In Sibirien ist es in diesen Tagen heiss. Die Temperatur erreicht bis zu 38 Grad. So hohe Temperaturen wurden in dieser Jahreszeit noch nie gemessen. Im Schnitt ist es normalerweise zwölf Grad warm. Die Gefahren und die ökologischen Schäden, die durch die extreme Hitze entstehen können, sind immens. Für Umweltwissenschaftlerin Sonia Seneviratne kommt die Hitzewelle nicht überraschend.
SRF News: Wie lässt sich dieser extreme Temperaturanstieg in Sibirien erklären?
Sonia Seneviratne: Zum Teil ist es die Wetterlage. Aber es ist bereits seit Anfang Jahr sehr heiss. Das Gebiet erwärmt sich ungefähr dreimal schneller als das globale Mittel. Dieses Jahr hat es möglicherweise Rückkopplungen gegeben wegen der weiteren Schmelze von Schnee und Eis.

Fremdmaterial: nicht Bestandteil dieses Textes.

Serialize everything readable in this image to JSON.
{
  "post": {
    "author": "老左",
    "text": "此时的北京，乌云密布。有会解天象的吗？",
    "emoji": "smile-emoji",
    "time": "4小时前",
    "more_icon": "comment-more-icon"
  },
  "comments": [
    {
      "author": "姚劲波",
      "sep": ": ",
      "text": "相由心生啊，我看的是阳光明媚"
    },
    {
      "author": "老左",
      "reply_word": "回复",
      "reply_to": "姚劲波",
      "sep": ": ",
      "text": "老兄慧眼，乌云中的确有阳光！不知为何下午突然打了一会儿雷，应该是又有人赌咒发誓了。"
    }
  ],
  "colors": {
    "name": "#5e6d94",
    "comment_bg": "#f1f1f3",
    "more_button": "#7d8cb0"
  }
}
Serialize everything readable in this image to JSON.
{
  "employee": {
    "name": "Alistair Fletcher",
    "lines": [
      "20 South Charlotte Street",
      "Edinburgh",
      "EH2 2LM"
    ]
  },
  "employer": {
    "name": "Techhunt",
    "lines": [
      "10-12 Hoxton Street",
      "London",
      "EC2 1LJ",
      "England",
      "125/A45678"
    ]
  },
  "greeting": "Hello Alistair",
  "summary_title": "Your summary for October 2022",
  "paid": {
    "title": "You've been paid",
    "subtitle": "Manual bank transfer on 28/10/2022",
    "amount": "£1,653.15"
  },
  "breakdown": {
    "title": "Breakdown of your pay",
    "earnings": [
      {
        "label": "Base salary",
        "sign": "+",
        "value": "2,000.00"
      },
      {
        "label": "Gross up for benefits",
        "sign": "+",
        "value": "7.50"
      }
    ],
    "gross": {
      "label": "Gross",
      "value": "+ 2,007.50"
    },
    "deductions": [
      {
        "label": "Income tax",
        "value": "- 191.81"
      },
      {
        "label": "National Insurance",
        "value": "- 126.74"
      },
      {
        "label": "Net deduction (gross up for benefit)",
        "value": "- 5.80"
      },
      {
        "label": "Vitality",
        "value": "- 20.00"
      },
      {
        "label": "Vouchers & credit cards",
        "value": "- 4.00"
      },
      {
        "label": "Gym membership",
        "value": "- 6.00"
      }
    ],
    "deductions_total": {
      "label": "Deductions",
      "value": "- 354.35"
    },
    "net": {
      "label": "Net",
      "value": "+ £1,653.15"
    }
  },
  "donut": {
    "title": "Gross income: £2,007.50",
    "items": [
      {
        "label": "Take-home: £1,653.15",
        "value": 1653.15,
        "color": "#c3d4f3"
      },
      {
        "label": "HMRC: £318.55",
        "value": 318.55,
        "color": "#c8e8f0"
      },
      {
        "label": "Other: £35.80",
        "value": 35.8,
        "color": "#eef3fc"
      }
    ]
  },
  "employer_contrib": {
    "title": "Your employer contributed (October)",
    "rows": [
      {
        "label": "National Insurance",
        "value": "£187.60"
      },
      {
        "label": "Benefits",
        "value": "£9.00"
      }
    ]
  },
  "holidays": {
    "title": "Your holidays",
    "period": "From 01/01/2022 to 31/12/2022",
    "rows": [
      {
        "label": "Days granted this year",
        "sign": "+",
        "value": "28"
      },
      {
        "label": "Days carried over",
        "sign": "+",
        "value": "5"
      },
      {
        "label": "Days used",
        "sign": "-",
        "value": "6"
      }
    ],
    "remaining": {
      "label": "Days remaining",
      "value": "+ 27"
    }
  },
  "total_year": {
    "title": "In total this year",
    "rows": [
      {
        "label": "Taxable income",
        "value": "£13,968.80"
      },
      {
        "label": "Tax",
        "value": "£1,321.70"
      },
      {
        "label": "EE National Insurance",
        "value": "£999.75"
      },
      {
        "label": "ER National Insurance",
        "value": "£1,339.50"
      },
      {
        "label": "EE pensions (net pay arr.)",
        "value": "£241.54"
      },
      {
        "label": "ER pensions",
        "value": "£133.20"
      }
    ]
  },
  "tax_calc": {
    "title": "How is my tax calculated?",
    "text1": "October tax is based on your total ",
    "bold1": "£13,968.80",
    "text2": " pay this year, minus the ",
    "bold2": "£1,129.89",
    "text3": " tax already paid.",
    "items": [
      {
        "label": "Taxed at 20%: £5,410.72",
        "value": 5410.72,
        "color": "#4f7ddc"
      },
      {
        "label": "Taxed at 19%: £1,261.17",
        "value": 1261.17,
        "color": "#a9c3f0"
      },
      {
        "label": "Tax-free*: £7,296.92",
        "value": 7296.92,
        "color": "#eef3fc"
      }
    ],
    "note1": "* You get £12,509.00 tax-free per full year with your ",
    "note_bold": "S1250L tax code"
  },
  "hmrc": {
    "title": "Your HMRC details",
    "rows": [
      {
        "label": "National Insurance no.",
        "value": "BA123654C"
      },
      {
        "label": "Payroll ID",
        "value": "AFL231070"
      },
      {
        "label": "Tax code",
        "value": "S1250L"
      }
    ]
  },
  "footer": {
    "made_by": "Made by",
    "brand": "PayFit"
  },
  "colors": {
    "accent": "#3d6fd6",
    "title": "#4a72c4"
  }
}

Das könnte zu einer zusätzlichen Erwärmung geführt haben.
Das heisst, Sibirien ist wegen seiner Nähe zu den Polen besonders stark von der allgemeinen Erderwärmung betroffen?
Ja. Alle Gebiete, die mit Eis oder Schnee abgedeckt sind, erwärmen sich tendenziell schneller. Schnee und Eis führen dazu, dass die Strahlung die Oberfläche weniger aufwärmt. Wenn es schmilzt, führt es zu einer zusätzlichen Erwärmung.
Die Folgen der extremen Erwärmung sind mannigfaltig. Eine grosse Sorge der Klimaforschung ist, dass der Permafrost taut. Warum?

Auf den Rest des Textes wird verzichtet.